Richard Hutten – Sit! will feature a hundred chairs ‘that matter’, according to this Dutch designer, whether because of their cutting-edge design or because the maker is someone who is dear to him. All the items in the exhibition are Hutten’s own work or are from his private collection, and date from the 1990s to the present day.
‘Experimenting and trying things out is all part of the game, with the ultimate goal of making that one chair that really matters.’
The exhibition reveals the universe of a designer and collector who has set out to find the ultimate chair. The knowledge that this effort is doomed to failure does not stop Hutten from continuing his search, and from experimenting and trying things out. Every design is a new adventure for him in which he approaches utilitarian objects as playful tools for daily life. ‘I want to make things that become parts of other peoples lives, and acquire their own story,’ he explains.
Inspired by this idea, the exhibition focuses on the role chairs play in Hutten’s life and work, considering the bond that has grown between him and his collection. Irrespective of the material, the technique, the dimensions and the tradition of the designs, the objects on show all speak to Hutten’s fascinations, ambitions and preferences.

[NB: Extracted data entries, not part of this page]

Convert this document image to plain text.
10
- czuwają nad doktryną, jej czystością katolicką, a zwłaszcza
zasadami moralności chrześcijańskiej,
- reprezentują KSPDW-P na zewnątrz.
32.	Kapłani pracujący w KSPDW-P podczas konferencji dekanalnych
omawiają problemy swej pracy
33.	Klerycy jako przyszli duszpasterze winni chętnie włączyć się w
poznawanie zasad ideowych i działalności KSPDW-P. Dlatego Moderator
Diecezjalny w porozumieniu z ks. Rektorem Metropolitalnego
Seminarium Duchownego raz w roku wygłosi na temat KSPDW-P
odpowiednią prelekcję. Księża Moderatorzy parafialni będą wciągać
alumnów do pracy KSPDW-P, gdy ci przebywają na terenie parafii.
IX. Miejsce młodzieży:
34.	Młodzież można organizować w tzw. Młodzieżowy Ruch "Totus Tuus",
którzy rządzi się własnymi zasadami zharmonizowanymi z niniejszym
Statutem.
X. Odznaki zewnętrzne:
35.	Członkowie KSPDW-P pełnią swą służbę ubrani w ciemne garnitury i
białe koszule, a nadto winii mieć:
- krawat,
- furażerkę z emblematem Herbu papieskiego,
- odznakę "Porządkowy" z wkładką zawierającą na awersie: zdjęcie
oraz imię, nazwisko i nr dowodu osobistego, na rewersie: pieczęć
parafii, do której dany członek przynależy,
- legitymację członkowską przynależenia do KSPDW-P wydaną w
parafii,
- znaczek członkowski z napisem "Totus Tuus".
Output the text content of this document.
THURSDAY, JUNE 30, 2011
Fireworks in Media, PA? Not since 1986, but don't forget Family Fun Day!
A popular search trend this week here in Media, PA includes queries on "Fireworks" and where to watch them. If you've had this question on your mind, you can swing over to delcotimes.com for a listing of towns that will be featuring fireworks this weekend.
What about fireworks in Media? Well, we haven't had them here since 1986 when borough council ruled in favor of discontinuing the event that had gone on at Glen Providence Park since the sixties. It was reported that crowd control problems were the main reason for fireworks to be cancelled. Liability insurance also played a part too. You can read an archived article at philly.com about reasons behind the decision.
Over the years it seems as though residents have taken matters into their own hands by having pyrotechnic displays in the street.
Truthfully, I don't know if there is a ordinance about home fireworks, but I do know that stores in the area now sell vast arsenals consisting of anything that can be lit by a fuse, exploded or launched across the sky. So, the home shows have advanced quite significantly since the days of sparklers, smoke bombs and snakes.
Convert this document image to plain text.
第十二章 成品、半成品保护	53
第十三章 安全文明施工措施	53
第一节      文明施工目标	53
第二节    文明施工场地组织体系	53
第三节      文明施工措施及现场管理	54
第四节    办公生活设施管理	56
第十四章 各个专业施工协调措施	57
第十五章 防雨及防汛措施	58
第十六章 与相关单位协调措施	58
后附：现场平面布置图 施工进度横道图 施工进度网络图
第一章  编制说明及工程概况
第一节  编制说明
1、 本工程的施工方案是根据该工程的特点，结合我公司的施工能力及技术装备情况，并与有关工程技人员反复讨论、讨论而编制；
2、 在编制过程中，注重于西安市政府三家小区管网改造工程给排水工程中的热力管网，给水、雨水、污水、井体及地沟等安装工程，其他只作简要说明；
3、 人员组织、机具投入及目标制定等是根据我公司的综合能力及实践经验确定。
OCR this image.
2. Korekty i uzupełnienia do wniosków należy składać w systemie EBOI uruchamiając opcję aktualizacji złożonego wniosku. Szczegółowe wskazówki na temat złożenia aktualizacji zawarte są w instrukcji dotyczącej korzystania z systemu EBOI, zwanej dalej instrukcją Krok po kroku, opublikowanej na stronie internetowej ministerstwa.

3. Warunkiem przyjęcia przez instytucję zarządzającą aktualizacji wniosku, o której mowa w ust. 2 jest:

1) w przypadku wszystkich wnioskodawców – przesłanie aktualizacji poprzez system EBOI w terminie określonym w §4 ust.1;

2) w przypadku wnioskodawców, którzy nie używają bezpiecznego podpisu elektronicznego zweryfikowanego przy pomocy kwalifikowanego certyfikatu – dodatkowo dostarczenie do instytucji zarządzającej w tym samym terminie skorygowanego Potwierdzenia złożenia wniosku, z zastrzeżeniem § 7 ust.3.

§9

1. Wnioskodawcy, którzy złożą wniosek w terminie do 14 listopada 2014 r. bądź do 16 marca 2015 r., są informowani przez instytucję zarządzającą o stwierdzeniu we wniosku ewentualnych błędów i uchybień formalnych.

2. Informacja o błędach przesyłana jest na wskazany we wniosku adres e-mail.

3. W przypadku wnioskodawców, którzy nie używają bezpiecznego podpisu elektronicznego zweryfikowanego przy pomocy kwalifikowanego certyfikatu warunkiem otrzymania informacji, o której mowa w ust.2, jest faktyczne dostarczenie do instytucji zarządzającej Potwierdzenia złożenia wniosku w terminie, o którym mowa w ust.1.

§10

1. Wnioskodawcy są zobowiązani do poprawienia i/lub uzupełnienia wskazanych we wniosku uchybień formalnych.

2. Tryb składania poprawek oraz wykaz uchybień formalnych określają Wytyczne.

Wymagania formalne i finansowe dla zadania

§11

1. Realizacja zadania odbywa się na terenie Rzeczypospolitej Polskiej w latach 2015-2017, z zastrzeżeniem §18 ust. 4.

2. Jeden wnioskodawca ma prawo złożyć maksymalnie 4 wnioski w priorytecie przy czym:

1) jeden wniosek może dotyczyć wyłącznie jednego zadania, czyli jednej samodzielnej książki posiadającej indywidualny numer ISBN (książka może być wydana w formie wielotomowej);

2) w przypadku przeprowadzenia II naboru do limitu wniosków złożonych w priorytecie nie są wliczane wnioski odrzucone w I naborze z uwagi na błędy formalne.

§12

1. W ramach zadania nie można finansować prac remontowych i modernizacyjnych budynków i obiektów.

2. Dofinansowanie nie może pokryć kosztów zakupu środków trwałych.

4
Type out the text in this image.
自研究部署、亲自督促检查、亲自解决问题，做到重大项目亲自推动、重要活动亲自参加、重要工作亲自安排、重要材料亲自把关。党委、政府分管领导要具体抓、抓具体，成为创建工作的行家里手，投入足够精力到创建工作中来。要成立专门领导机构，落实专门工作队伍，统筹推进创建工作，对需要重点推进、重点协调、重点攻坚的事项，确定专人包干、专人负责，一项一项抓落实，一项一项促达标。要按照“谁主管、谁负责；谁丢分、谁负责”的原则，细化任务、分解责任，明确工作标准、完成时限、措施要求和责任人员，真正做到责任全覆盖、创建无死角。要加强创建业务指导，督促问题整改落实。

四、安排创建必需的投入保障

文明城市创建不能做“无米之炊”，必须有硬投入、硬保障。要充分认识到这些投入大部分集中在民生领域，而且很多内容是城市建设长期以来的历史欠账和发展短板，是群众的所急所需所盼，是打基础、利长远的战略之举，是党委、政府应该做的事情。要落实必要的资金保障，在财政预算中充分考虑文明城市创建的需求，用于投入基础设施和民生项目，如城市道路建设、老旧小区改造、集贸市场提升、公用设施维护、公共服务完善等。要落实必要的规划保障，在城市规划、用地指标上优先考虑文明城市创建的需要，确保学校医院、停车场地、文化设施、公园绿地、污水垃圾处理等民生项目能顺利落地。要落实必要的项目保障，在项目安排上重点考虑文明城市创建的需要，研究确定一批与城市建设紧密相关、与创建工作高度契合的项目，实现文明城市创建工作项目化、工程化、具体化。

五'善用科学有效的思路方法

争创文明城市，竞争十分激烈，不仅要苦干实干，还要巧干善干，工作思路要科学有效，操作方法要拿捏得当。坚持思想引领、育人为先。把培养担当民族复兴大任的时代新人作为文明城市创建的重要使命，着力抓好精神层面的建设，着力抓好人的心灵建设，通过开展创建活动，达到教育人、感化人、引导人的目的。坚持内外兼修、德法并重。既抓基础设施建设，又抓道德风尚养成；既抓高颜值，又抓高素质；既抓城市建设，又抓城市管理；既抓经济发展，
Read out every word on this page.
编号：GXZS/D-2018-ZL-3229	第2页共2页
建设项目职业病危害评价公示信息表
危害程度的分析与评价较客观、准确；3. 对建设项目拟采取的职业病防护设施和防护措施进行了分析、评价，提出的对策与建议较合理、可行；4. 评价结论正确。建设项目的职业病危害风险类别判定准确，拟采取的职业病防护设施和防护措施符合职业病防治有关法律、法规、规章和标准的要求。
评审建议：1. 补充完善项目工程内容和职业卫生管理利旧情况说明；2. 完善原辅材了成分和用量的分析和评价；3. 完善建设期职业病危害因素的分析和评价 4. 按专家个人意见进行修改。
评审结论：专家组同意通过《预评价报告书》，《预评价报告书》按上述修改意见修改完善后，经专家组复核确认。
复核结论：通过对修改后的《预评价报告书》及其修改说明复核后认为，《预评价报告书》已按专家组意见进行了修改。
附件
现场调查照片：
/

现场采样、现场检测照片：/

Richard Hutten (b. 1967) has been one of the Netherlands’ best-known designers for over a quarter of a century. He graduated from the Design Academy in Eindhoven in 1991. That same year he launched his design studio in Rotterdam, where he works on his furniture, product, interior and exhibition designs. After graduating he became involved in the recently established Droog Design, and was therefore one of the prime movers behind Dutch Design, which has enjoyed huge international success. Besides his work for Droog Design, he is also creative director at Gispen, and designs for leading furniture manufacturers like Moooi, Moroso and Kvadrat.
The chair has been a recurring source of fascination throughout Hutten’s career. 1992 saw his international breakthrough with his functional, no-nonsense Table Chair, the first object in the No Sign of Design series that has evolved into an icon of Dutch design. Later he designed a table bench in the form of a Latin cross (The Cross), the Bronto child’s chair, the Zuyder Zee chair and a series of Berlage chairs that he designed specially for the café at the Gemeentemuseum. The museum features other designs by Hutten, including the benches, shop displays and side tables in the Garden Gallery, and the chairs in museum restaurant Gember (at the GEM/Hague Museum of Photography building next door).